Over the last month implied market expectations of when the Fed will raise rates have moved erratically. We have gone from a situation where markets were pricing in almost zero chance of a June rate hike with little more than a flick of a coin on whether we would even see one rate hike in 2016, as global risks loomed, to a situation where everyone suddenly felt better about the global economy and were happy to hear the US Fed officials talking up the possibility of a summer rate hike.
However, the glass half-full optimists will be perturbed by the latest jobs report from the Bureau of Labour Statistics, with total nonfarm payroll employment increasing by 38,000 in May, significantly below the consensus estimate of 164,000. As well, there were downward revisions to previous months, the change in March was cut from +208,000 to +186,000, and from +160,000 to +123,000 in April. As a reminder, the consensus estimate before the April report was 200,000 nonfarm payroll jobs to be added.
The sharp move in markets following the report suggests many were caught off guard by the much weaker than expected US jobs report. The US dollar was weaker across the board on Friday. The Euro jumped +1.42% on Friday to $1.131, up against the US Dollar. Equity markets were in the red and the US 10-year treasury yield fell 10bps to 1.70%.
Global equity markets bounced back yesterday from Friday’s sell-off with gains across most of the major indices. Oil prices continued to move higher on supply concerns.
On the macro front this week, the final estimate of first quarter GDP growth is published for the Eurozone on Tuesday.
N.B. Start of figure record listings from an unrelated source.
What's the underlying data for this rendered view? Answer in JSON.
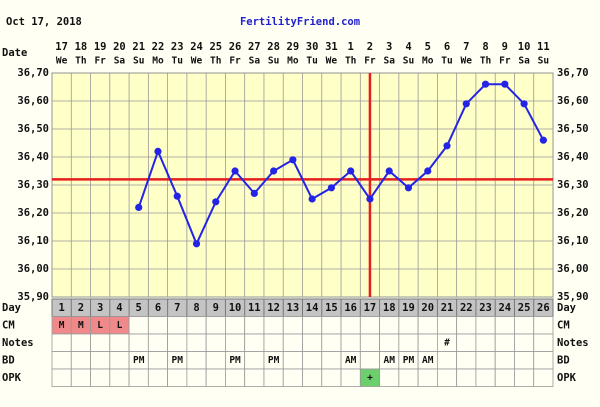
{
  "chart_data": {
    "type": "line",
    "title": "Oct 17, 2018",
    "site": "FertilityFriend.com",
    "date_label": "Date",
    "day_label": "Day",
    "dates": [
      "17",
      "18",
      "19",
      "20",
      "21",
      "22",
      "23",
      "24",
      "25",
      "26",
      "27",
      "28",
      "29",
      "30",
      "31",
      "1",
      "2",
      "3",
      "4",
      "5",
      "6",
      "7",
      "8",
      "9",
      "10",
      "11"
    ],
    "weekdays": [
      "We",
      "Th",
      "Fr",
      "Sa",
      "Su",
      "Mo",
      "Tu",
      "We",
      "Th",
      "Fr",
      "Sa",
      "Su",
      "Mo",
      "Tu",
      "We",
      "Th",
      "Fr",
      "Sa",
      "Su",
      "Mo",
      "Tu",
      "We",
      "Th",
      "Fr",
      "Sa",
      "Su"
    ],
    "categories": [
      "1",
      "2",
      "3",
      "4",
      "5",
      "6",
      "7",
      "8",
      "9",
      "10",
      "11",
      "12",
      "13",
      "14",
      "15",
      "16",
      "17",
      "18",
      "19",
      "20",
      "21",
      "22",
      "23",
      "24",
      "25",
      "26"
    ],
    "series": [
      {
        "name": "Temperature",
        "color": "#2424e6",
        "values": [
          null,
          null,
          null,
          null,
          36.22,
          36.42,
          36.26,
          36.09,
          36.24,
          36.35,
          36.27,
          36.35,
          36.39,
          36.25,
          36.29,
          36.35,
          36.25,
          36.35,
          36.29,
          36.35,
          36.44,
          36.59,
          36.66,
          36.66,
          36.59,
          36.46
        ]
      }
    ],
    "coverline": 36.32,
    "ovulation_day": 17,
    "marker_color": "#e61e1e",
    "ylim": [
      35.9,
      36.7
    ],
    "yticks": [
      {
        "value": 35.9,
        "label": "35,90"
      },
      {
        "value": 36.0,
        "label": "36,00"
      },
      {
        "value": 36.1,
        "label": "36,10"
      },
      {
        "value": 36.2,
        "label": "36,20"
      },
      {
        "value": 36.3,
        "label": "36,30"
      },
      {
        "value": 36.4,
        "label": "36,40"
      },
      {
        "value": 36.5,
        "label": "36,50"
      },
      {
        "value": 36.6,
        "label": "36,60"
      },
      {
        "value": 36.7,
        "label": "36,70"
      }
    ],
    "grid": true,
    "rows": [
      {
        "label": "CM",
        "color": "#f08a8a",
        "values": [
          "M",
          "M",
          "L",
          "L",
          null,
          null,
          null,
          null,
          null,
          null,
          null,
          null,
          null,
          null,
          null,
          null,
          null,
          null,
          null,
          null,
          null,
          null,
          null,
          null,
          null,
          null
        ]
      },
      {
        "label": "Notes",
        "values": [
          null,
          null,
          null,
          null,
          null,
          null,
          null,
          null,
          null,
          null,
          null,
          null,
          null,
          null,
          null,
          null,
          null,
          null,
          null,
          null,
          "#",
          null,
          null,
          null,
          null,
          null
        ]
      },
      {
        "label": "BD",
        "values": [
          null,
          null,
          null,
          null,
          "PM",
          null,
          "PM",
          null,
          null,
          "PM",
          null,
          "PM",
          null,
          null,
          null,
          "AM",
          null,
          "AM",
          "PM",
          "AM",
          null,
          null,
          null,
          null,
          null,
          null
        ]
      },
      {
        "label": "OPK",
        "color": "#6ccf6c",
        "values": [
          null,
          null,
          null,
          null,
          null,
          null,
          null,
          null,
          null,
          null,
          null,
          null,
          null,
          null,
          null,
          null,
          "+",
          null,
          null,
          null,
          null,
          null,
          null,
          null,
          null,
          null
        ]
      }
    ]
  }
}
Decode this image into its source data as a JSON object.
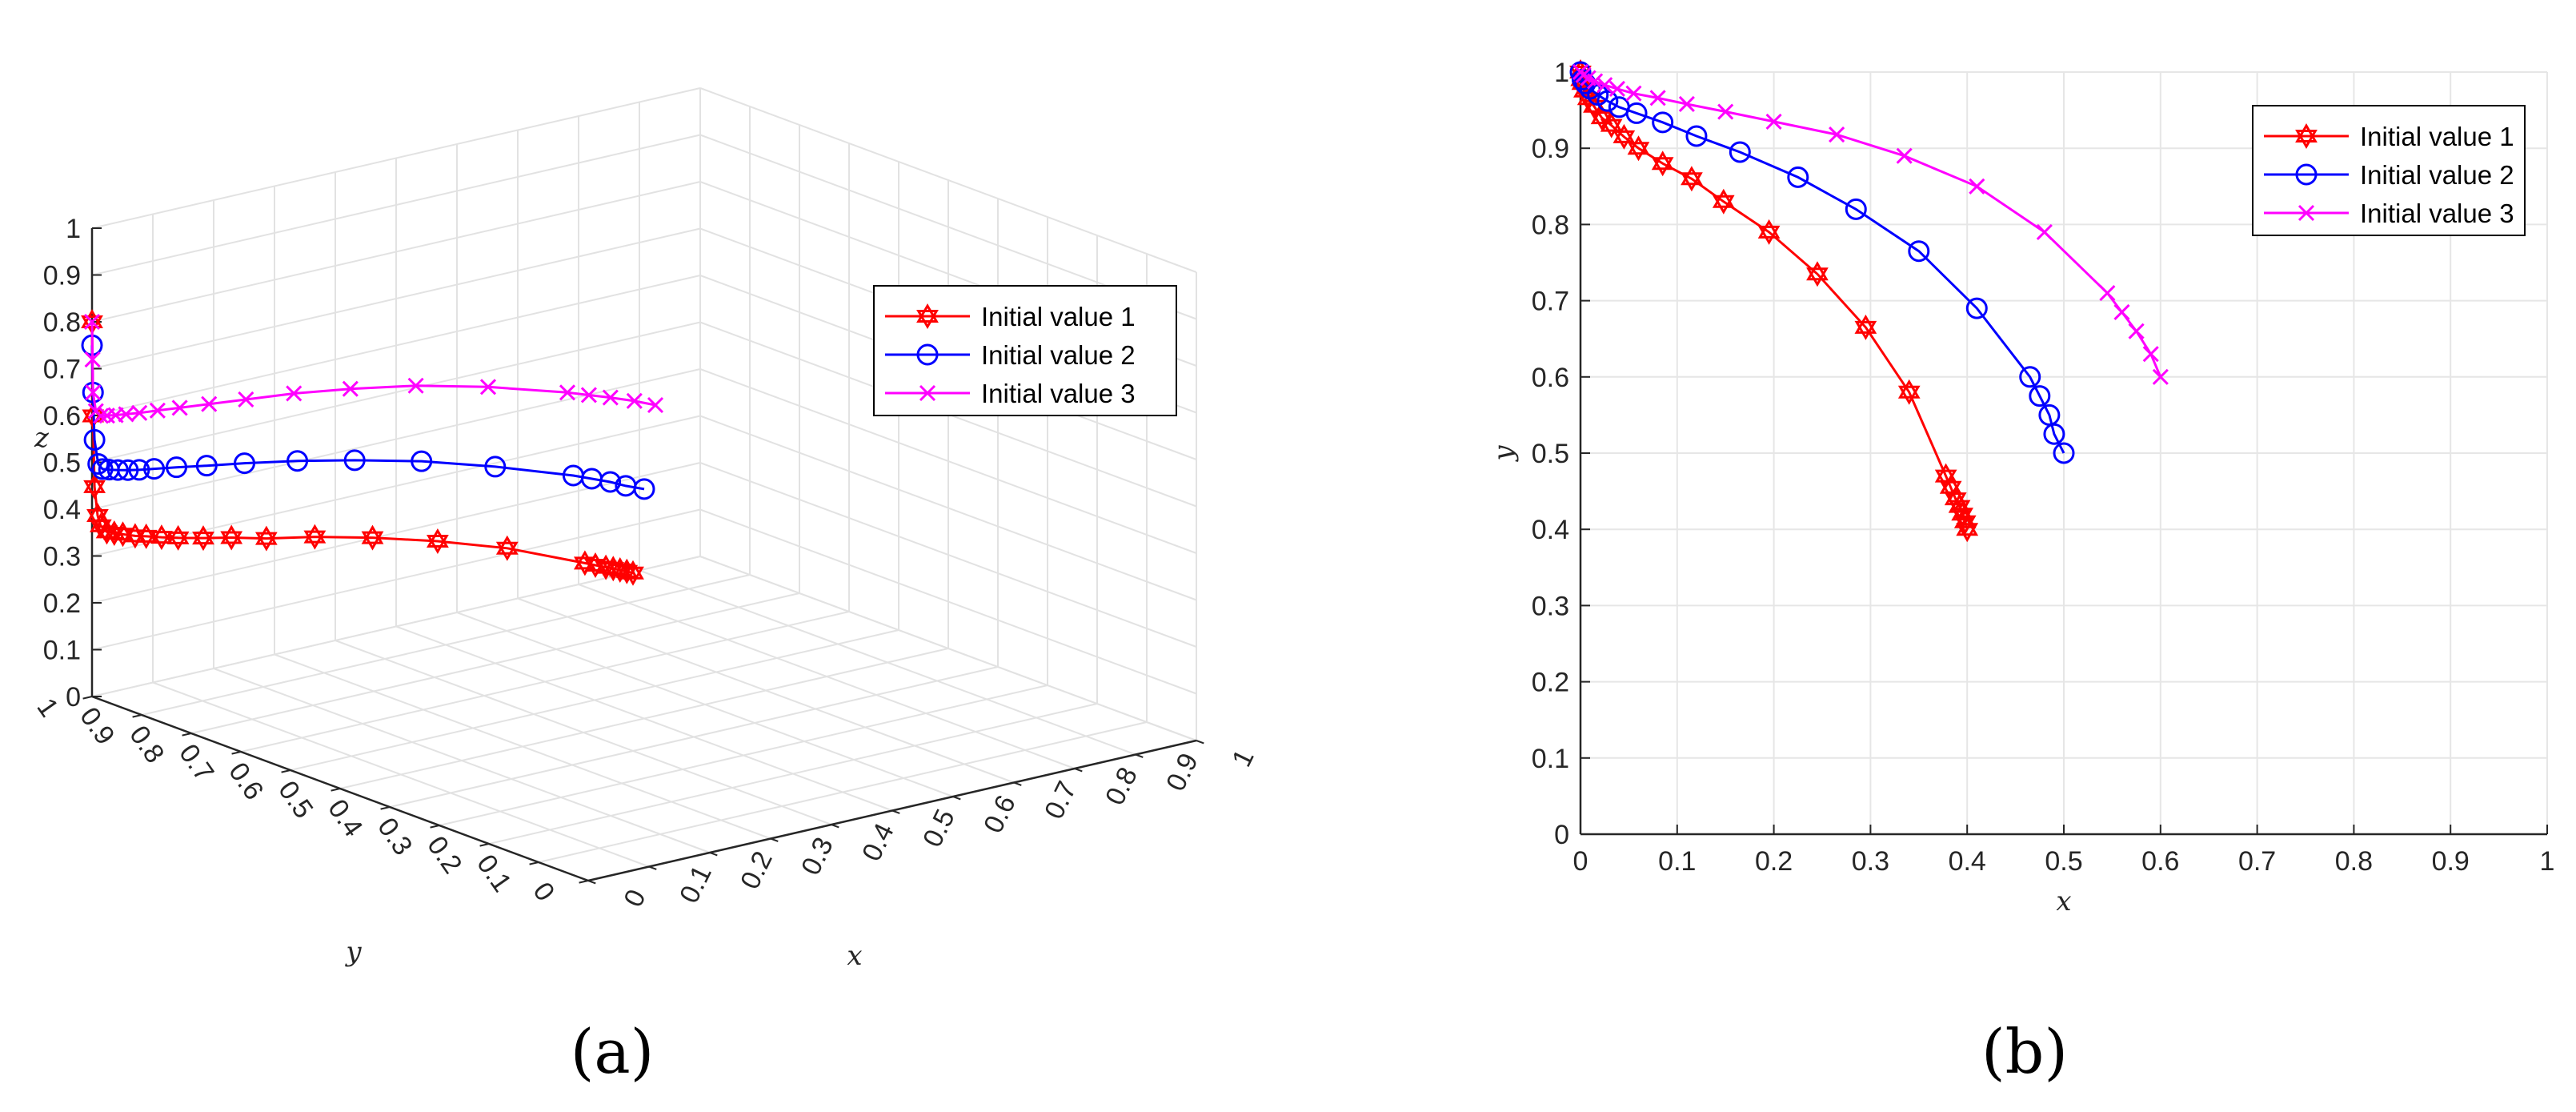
{
  "chart_data": [
    {
      "panel": "(a)",
      "type": "line",
      "projection": "3d",
      "xlabel": "x",
      "ylabel": "y",
      "zlabel": "z",
      "xlim": [
        0,
        1
      ],
      "ylim": [
        0,
        1
      ],
      "zlim": [
        0,
        1
      ],
      "xticks": [
        "0",
        "0.1",
        "0.2",
        "0.3",
        "0.4",
        "0.5",
        "0.6",
        "0.7",
        "0.8",
        "0.9",
        "1"
      ],
      "yticks": [
        "0",
        "0.1",
        "0.2",
        "0.3",
        "0.4",
        "0.5",
        "0.6",
        "0.7",
        "0.8",
        "0.9",
        "1"
      ],
      "zticks": [
        "0",
        "0.1",
        "0.2",
        "0.3",
        "0.4",
        "0.5",
        "0.6",
        "0.7",
        "0.8",
        "0.9",
        "1"
      ],
      "grid": true,
      "legend_position": "right",
      "series": [
        {
          "name": "Initial value 1",
          "color": "#ff0000",
          "marker": "hexagram",
          "x": [
            0.4,
            0.398,
            0.395,
            0.392,
            0.388,
            0.383,
            0.378,
            0.34,
            0.295,
            0.245,
            0.195,
            0.148,
            0.115,
            0.085,
            0.06,
            0.045,
            0.032,
            0.022,
            0.014,
            0.008,
            0.004,
            0.002,
            0.001,
            0,
            0,
            0
          ],
          "y": [
            0.4,
            0.41,
            0.42,
            0.43,
            0.44,
            0.455,
            0.47,
            0.58,
            0.665,
            0.735,
            0.79,
            0.83,
            0.86,
            0.88,
            0.9,
            0.915,
            0.93,
            0.94,
            0.955,
            0.965,
            0.975,
            0.985,
            0.99,
            0.995,
            0.998,
            1
          ],
          "z": [
            0.38,
            0.38,
            0.38,
            0.38,
            0.38,
            0.38,
            0.38,
            0.38,
            0.375,
            0.37,
            0.365,
            0.36,
            0.36,
            0.36,
            0.36,
            0.36,
            0.36,
            0.36,
            0.36,
            0.36,
            0.36,
            0.37,
            0.39,
            0.45,
            0.6,
            0.8
          ]
        },
        {
          "name": "Initial value 2",
          "color": "#0000ff",
          "marker": "circle",
          "x": [
            0.5,
            0.49,
            0.485,
            0.475,
            0.465,
            0.41,
            0.35,
            0.285,
            0.225,
            0.165,
            0.12,
            0.085,
            0.058,
            0.04,
            0.028,
            0.018,
            0.01,
            0.005,
            0.002,
            0,
            0,
            0
          ],
          "y": [
            0.5,
            0.525,
            0.55,
            0.575,
            0.6,
            0.69,
            0.765,
            0.82,
            0.862,
            0.895,
            0.916,
            0.934,
            0.946,
            0.954,
            0.962,
            0.97,
            0.978,
            0.985,
            0.99,
            0.995,
            0.998,
            1
          ],
          "z": [
            0.49,
            0.49,
            0.49,
            0.49,
            0.49,
            0.49,
            0.49,
            0.49,
            0.49,
            0.49,
            0.49,
            0.49,
            0.49,
            0.49,
            0.49,
            0.49,
            0.49,
            0.49,
            0.5,
            0.55,
            0.65,
            0.75
          ]
        },
        {
          "name": "Initial value 3",
          "color": "#ff00ff",
          "marker": "x",
          "x": [
            0.6,
            0.59,
            0.575,
            0.56,
            0.545,
            0.48,
            0.41,
            0.335,
            0.265,
            0.2,
            0.15,
            0.11,
            0.08,
            0.055,
            0.038,
            0.025,
            0.015,
            0.008,
            0.003,
            0,
            0,
            0
          ],
          "y": [
            0.6,
            0.63,
            0.66,
            0.685,
            0.71,
            0.79,
            0.85,
            0.89,
            0.918,
            0.935,
            0.948,
            0.958,
            0.966,
            0.972,
            0.978,
            0.983,
            0.988,
            0.992,
            0.996,
            0.998,
            0.999,
            1
          ],
          "z": [
            0.6,
            0.6,
            0.6,
            0.6,
            0.6,
            0.6,
            0.6,
            0.6,
            0.6,
            0.6,
            0.6,
            0.6,
            0.6,
            0.6,
            0.6,
            0.6,
            0.6,
            0.6,
            0.61,
            0.65,
            0.72,
            0.8
          ]
        }
      ]
    },
    {
      "panel": "(b)",
      "type": "line",
      "xlabel": "x",
      "ylabel": "y",
      "xlim": [
        0,
        1
      ],
      "ylim": [
        0,
        1
      ],
      "xticks": [
        "0",
        "0.1",
        "0.2",
        "0.3",
        "0.4",
        "0.5",
        "0.6",
        "0.7",
        "0.8",
        "0.9",
        "1"
      ],
      "yticks": [
        "0",
        "0.1",
        "0.2",
        "0.3",
        "0.4",
        "0.5",
        "0.6",
        "0.7",
        "0.8",
        "0.9",
        "1"
      ],
      "grid": true,
      "legend_position": "top-right",
      "series": [
        {
          "name": "Initial value 1",
          "color": "#ff0000",
          "marker": "hexagram",
          "x": [
            0.4,
            0.398,
            0.395,
            0.392,
            0.388,
            0.383,
            0.378,
            0.34,
            0.295,
            0.245,
            0.195,
            0.148,
            0.115,
            0.085,
            0.06,
            0.045,
            0.032,
            0.022,
            0.014,
            0.008,
            0.004,
            0.002,
            0.001,
            0
          ],
          "y": [
            0.4,
            0.41,
            0.42,
            0.43,
            0.44,
            0.455,
            0.47,
            0.58,
            0.665,
            0.735,
            0.79,
            0.83,
            0.86,
            0.88,
            0.9,
            0.915,
            0.93,
            0.94,
            0.955,
            0.965,
            0.975,
            0.985,
            0.99,
            1
          ]
        },
        {
          "name": "Initial value 2",
          "color": "#0000ff",
          "marker": "circle",
          "x": [
            0.5,
            0.49,
            0.485,
            0.475,
            0.465,
            0.41,
            0.35,
            0.285,
            0.225,
            0.165,
            0.12,
            0.085,
            0.058,
            0.04,
            0.028,
            0.018,
            0.01,
            0.005,
            0.002,
            0
          ],
          "y": [
            0.5,
            0.525,
            0.55,
            0.575,
            0.6,
            0.69,
            0.765,
            0.82,
            0.862,
            0.895,
            0.916,
            0.934,
            0.946,
            0.954,
            0.962,
            0.97,
            0.978,
            0.985,
            0.99,
            1
          ]
        },
        {
          "name": "Initial value 3",
          "color": "#ff00ff",
          "marker": "x",
          "x": [
            0.6,
            0.59,
            0.575,
            0.56,
            0.545,
            0.48,
            0.41,
            0.335,
            0.265,
            0.2,
            0.15,
            0.11,
            0.08,
            0.055,
            0.038,
            0.025,
            0.015,
            0.008,
            0.003,
            0
          ],
          "y": [
            0.6,
            0.63,
            0.66,
            0.685,
            0.71,
            0.79,
            0.85,
            0.89,
            0.918,
            0.935,
            0.948,
            0.958,
            0.966,
            0.972,
            0.978,
            0.983,
            0.988,
            0.992,
            0.996,
            1
          ]
        }
      ]
    }
  ]
}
The consensus estimate is for the Eurozone economy to post quarterly GDP growth of 0.5%, above the previous quarter of 0.3%.
Employment data from the UK on Wednesday will provide an update on the labour market, a key determinant of the Bank of England’s monetary policy.
There are a raft of reports from Japan, including the final reading of second quarter GDP. There is trade data and inflation data due from China on Wednesday and Thursday, respectively.